Probably because of the recent buzz of the final series of Orange is the New Black, but I felt the book was just too indebted to the characters of the series. Obviously, parallels are going to be made between two narratives of the harsh realities of a women’s prison, but I felt less of the shock-value of how to make hooch or a shiv or how to escape or flush things up and down the toilet. I’d learned inside Litchfield Penitentiary. Some parts of Kushner’s novel just didn’t work for me – the diary extracts from Thoreau and Kaczynski came across as pretentious and unmatched, jarring with contemporary realities at play in The Mars Room. They hardly seemed to serve much purpose other than fleshing out the Gordon Hauser character who, as mentioned, amounts to nothing. I didn’t care about him when it became clear that of course, he can’t help Romy. And I didn’t much care for the story of Doc, the ex-lover of Betty LaFrance and dirty cop who for some reason has a few chapters to sell some sort of story of redemption, the horror at his near-death. He’s something straight from Sin City, urging his toxic masculinity into Romy’s narrative, catalysed by a stalker who thought he was ‘protecting’ her.

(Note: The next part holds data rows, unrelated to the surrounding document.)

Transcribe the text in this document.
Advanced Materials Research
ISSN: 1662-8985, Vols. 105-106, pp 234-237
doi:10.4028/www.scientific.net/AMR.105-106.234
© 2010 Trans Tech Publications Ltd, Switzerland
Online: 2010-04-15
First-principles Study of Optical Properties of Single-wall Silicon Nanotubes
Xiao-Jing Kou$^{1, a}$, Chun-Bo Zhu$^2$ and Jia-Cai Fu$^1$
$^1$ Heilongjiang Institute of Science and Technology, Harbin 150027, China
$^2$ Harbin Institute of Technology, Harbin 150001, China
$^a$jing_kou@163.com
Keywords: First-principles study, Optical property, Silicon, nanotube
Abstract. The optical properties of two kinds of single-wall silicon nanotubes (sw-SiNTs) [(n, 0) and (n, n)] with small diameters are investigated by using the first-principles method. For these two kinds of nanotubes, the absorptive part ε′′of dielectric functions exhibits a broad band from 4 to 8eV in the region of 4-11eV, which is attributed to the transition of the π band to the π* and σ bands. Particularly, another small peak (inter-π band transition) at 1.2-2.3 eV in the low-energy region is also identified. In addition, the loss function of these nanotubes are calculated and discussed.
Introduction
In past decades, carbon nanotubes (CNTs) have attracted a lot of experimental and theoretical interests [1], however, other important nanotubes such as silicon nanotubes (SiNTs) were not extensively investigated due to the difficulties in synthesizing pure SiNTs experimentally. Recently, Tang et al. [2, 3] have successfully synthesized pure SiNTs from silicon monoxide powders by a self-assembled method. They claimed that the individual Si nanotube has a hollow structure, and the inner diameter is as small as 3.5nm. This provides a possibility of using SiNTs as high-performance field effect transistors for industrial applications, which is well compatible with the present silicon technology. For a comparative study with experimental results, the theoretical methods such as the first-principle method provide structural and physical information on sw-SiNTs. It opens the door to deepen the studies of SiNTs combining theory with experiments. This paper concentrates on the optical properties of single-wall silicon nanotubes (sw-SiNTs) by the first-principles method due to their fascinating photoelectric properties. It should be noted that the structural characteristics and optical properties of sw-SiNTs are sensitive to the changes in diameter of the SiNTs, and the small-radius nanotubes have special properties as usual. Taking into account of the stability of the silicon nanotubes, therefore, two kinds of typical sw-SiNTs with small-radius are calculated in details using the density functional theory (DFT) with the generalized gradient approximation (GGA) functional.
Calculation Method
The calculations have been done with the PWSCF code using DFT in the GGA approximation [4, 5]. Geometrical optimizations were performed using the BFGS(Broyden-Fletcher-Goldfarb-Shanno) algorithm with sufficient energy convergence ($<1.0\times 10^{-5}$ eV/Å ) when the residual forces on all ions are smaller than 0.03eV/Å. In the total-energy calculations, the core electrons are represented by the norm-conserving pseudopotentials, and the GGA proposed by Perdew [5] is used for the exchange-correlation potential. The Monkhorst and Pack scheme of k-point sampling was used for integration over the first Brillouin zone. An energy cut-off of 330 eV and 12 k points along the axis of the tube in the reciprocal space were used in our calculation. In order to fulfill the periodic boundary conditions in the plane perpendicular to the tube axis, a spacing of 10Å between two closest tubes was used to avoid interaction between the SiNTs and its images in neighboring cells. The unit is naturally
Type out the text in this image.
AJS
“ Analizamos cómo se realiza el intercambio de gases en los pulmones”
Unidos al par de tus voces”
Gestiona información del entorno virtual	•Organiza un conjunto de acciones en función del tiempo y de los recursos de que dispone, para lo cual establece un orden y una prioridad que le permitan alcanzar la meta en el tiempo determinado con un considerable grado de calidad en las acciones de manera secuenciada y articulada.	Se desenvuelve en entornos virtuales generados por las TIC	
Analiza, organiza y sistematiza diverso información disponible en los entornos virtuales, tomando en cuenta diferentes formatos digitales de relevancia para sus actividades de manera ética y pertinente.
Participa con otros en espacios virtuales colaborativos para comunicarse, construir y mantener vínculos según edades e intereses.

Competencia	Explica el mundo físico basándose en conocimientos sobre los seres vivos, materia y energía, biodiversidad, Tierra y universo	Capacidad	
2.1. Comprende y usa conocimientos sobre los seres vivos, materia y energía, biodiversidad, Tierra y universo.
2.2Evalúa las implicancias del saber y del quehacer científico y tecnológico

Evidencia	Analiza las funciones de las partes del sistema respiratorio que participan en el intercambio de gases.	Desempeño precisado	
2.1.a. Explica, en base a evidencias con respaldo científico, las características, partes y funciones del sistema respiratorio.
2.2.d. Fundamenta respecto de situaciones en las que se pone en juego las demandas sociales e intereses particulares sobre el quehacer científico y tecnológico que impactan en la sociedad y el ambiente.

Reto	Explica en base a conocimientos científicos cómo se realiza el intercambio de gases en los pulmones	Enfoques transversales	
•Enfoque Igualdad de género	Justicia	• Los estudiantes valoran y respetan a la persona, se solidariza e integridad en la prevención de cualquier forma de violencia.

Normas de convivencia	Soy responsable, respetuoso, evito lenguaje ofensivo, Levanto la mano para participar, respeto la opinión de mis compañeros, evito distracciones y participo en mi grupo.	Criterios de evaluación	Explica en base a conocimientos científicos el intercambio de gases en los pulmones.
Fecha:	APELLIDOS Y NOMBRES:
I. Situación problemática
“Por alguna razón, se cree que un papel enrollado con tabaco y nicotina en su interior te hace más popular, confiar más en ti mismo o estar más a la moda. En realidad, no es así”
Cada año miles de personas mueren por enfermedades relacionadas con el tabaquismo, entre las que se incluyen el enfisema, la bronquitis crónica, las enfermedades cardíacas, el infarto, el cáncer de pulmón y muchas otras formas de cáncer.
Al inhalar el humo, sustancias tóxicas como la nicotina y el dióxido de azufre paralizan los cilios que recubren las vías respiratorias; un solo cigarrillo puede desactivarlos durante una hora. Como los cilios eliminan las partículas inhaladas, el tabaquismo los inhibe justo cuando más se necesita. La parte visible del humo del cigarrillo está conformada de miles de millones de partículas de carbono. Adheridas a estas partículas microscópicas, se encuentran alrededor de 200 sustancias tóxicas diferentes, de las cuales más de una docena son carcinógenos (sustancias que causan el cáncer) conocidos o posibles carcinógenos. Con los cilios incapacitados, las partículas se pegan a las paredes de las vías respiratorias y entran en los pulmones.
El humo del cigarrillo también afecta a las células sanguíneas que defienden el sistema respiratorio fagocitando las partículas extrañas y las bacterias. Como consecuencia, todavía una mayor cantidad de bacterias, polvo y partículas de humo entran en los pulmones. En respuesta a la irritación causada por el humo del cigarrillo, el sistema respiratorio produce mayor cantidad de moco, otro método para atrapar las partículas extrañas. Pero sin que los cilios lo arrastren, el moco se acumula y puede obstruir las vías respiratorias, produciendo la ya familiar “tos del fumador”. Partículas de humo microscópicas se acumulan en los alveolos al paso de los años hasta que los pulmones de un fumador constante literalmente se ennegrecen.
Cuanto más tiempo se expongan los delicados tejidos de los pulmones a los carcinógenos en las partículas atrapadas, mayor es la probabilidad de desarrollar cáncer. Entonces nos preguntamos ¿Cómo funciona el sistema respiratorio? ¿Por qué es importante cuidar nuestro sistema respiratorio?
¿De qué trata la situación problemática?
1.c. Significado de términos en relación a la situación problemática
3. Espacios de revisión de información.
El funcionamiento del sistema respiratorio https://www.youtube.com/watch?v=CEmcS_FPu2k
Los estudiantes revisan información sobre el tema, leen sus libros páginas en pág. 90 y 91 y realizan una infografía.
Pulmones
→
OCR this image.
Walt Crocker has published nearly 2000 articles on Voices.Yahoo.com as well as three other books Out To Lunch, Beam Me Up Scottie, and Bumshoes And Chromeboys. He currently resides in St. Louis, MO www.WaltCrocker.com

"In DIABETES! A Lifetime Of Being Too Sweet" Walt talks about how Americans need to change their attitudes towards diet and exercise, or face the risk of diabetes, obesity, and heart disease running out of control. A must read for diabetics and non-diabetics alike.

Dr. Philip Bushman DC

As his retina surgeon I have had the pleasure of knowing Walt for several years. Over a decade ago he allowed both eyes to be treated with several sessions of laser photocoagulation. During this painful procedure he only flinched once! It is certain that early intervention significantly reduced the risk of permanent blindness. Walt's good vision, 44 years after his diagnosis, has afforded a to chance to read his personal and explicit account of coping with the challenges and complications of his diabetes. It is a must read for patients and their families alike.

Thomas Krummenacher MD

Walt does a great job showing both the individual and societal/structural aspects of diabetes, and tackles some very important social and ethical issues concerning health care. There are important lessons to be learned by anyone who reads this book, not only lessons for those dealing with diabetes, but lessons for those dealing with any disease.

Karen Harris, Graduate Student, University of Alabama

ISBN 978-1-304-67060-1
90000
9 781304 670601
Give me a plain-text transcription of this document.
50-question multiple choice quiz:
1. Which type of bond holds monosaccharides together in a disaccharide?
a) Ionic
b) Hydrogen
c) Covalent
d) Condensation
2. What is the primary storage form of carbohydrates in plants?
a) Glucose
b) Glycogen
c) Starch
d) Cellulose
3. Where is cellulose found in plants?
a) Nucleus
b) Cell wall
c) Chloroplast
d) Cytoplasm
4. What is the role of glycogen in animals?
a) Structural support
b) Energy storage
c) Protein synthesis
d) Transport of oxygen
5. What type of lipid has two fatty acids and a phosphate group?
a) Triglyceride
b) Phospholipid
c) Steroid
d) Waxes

So what drives the plot? Nothing, it seems. At first it might be the change of the new prison – the story opens as Romy’s being transferred – but nothing happens directly to our narrator, she only witnesses a young inmate give birth and have her baby snatched away. Time passes and little changes; Romy spends some time in ad-seg and we hear Betty LaFrance’s story, whether we want to or not. But Romy doesn’t change or grow, things only get gradually worse until it’s four years since she last saw her son who is now somewhere in the foster system. It was 100 pages until the end before I was happily turning pages, and even then so much of The Mars Room need not be there at all. There’s an oddly-placed bit of star-gazing and nature-appreciation right at the end – the great American frontier myth being exploded by the whirr of the police helicopter and the intrusive floodlights of a search party. Romy’s story isn’t going anywhere, was never going to go anywhere right from the beginning, and one is naïve to think otherwise.

I give The Mars Room 2/5 today, but on another, more positive day or in more optimistic months it might’ve been different. I don’t think I’m completely wrong, though. It might fly in the face of the glowing reviews and awards but I still think there’s something distinctly lacking at the heart of the 335-page book.